• Chinese Taipei surprend en grimpant au Classement mondial
  • Les méthodes du nouveau sélectionneur Gary White ont tout de suite porté leurs fruits
  • L'Anglais avait déjà fait des merveilles avec Guam

Si Chinese Taipei n'a jamais été aussi bien placé au Classement mondial FIFA/Coca-Cola, c'est en grande partie grâce à l'arrivée du nouveau sélectionneur Gary White. À la tête d'une sélection nationale pour la quatrième fois, il a déjà réalisé de petits miracles sur la planète football.

À seulement 43 ans, White a déjà porté quatre sélections réputées modestes vers de nouveaux sommets, à commencer par les Îles Vierges Britanniques à la fin des années 1990. Il a ensuite passé neuf ans avec les Bahamas avant de connaître un succès retentissant avec Guam.

Il a en effet sorti la baguette magique et a réussi à qualifier Guam, cette île qui avait essuyé la plus lourde défaite de l'histoire des qualifications à la Coupe du Monde de la FIFA™, pour le deuxième tour des préliminaires de Russie 2018, mais a aussi vu ses garçons enregistrer une victoire mémorable sur l'Inde malgré la différence gargantuesque en termes de population.

Aujourd'hui, White a décidé de partir faire ses incantations à Chinese Taipei. Cette nation d'Asie du sud-est a participé à la Coupe d'Asie des Nations de l'AFC à deux reprises dans les années 1960 et fut un pionnier du football féminin dans la région. Cependant, depuis, la chance ne lui a pas franchement souri et l'avenir semblait bien terne.

Au bord de l'élimination en qualifications de la Coupe d'Asie, Chinese Taipei faisait alors appel à White pour briser le sortilège. Deux matches plus tard, la qualification jusqu'alors improbable se dessine et le pays a grimpé à la 143ème place du Classement mondial.

Une victoire contre la Mongolie puis un succès 2:1 sur le Bahreïn, et revoilà Chinese Taipei dans la course. Ce deuxième résultat, surtout, fut d'une importance capitale. Après tout, le Bahreïn a participé à la dernière Coupe d'Asie et a disputé les barrages intercontinentaux des éditions 2006 et 2010 de la Coupe du Monde. Un mois avant l'arrivée de White, les Bahreïniens avaient battu Chinese Taipei 5:0.
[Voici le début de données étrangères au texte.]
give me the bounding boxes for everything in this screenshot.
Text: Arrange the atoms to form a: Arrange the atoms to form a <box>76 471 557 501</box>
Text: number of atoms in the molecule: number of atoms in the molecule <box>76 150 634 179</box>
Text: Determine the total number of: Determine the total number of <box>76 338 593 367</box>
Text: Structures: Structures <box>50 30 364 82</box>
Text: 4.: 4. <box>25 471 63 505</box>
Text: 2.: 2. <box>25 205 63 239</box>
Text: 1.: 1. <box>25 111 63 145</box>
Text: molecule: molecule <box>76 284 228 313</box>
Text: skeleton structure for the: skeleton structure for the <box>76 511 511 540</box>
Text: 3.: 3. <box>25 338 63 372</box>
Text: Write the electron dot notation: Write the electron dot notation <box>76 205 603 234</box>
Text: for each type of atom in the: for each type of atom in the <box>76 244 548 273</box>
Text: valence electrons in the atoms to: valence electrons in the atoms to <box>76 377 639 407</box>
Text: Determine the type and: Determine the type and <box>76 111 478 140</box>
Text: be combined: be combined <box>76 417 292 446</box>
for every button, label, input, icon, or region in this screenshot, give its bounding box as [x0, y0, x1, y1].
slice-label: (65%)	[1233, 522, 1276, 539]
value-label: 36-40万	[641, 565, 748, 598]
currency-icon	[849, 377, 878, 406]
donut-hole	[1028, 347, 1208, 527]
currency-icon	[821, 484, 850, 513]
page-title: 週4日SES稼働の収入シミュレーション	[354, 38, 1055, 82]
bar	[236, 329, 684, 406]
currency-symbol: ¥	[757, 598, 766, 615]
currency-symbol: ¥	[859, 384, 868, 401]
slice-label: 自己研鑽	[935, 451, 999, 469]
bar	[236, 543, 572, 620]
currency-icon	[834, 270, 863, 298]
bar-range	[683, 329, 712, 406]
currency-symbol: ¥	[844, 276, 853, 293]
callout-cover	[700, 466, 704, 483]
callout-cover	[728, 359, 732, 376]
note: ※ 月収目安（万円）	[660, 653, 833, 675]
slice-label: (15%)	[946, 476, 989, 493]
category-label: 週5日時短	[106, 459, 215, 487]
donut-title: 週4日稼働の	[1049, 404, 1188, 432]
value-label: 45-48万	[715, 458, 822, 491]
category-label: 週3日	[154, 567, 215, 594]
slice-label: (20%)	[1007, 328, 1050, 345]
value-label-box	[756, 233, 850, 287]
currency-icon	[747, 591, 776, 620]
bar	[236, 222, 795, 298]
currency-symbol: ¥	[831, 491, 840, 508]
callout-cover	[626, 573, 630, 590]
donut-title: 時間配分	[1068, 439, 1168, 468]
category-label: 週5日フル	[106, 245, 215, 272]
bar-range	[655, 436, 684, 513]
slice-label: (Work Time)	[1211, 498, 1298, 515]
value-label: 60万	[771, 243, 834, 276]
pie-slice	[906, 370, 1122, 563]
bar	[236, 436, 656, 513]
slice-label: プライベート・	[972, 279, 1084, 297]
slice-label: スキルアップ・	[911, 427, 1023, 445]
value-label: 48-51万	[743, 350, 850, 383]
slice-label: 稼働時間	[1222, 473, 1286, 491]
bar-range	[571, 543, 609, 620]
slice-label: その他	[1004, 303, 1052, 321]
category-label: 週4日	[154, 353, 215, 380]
Mais alors, quelle formule magique White a-t-il sorti de son grimoire ? "Au fur et à mesure de votre carrière, vous remarquez des petites choses qui marchent bien", raconte  White à FIFA.com. "Où que j'aille, j'utilise toujours la culture et les valeurs de l'équipe. Les joueurs ont tout de suite adhéré à mes méthodes et ça s'est vu sur le terrain contre le Bahreïn. Je fais tout pour que mes joueurs me comprennent moi, l'entraîneur et je montre que je m'intéresse à eux en tant que personnes, avant même de parler de tactique."

White affirme que le championnat local est d'un bon niveau bien qu'il puisse faire appel à huit joueurs évoluant à l'étranger, notamment en RP Chine. "J'ai toujours su qu'ils avaient un certain potentiel, mais qu'il leur manquait une culture de la gagne", ajoute White. "Ils ne manquent pas de talent. Ils doivent simplement croire qu'ils en ont. Entre les joueurs qui jouent en Chine et en Europe, on a un bon mélange."

Un avenir tout tracé
Si Chinese Taipei venait à obtenir un bon résultat au Turkménistan le mois prochain, il serait à deux doigts de mettre fin à une absence de 51 ans de la compétition. "Tout le monde va devenir fou si ça arrive", estime White. "Le public et les médias ont été piqués par le virus du football. C'est bien dans un pays dominé par le baseball et le basket. Cela montre qu'ils veulent que le foot prenne de l'importance."

"Nous souhaiterions développer un programme sur le terrain et en dehors et cela nous donnerait de l'élan. Ce serait énorme pour l'avenir du foot ici" pousrsuit-il avant de conclure : "Le foot est le sport le plus pratiqué chez les jeunes jusqu'à environ 12 ans, donc il est bien en place. Les Taïwanais regardent beaucoup de foot international donc une qualification permettrait de transformer ce pays en un véritable fana de foot."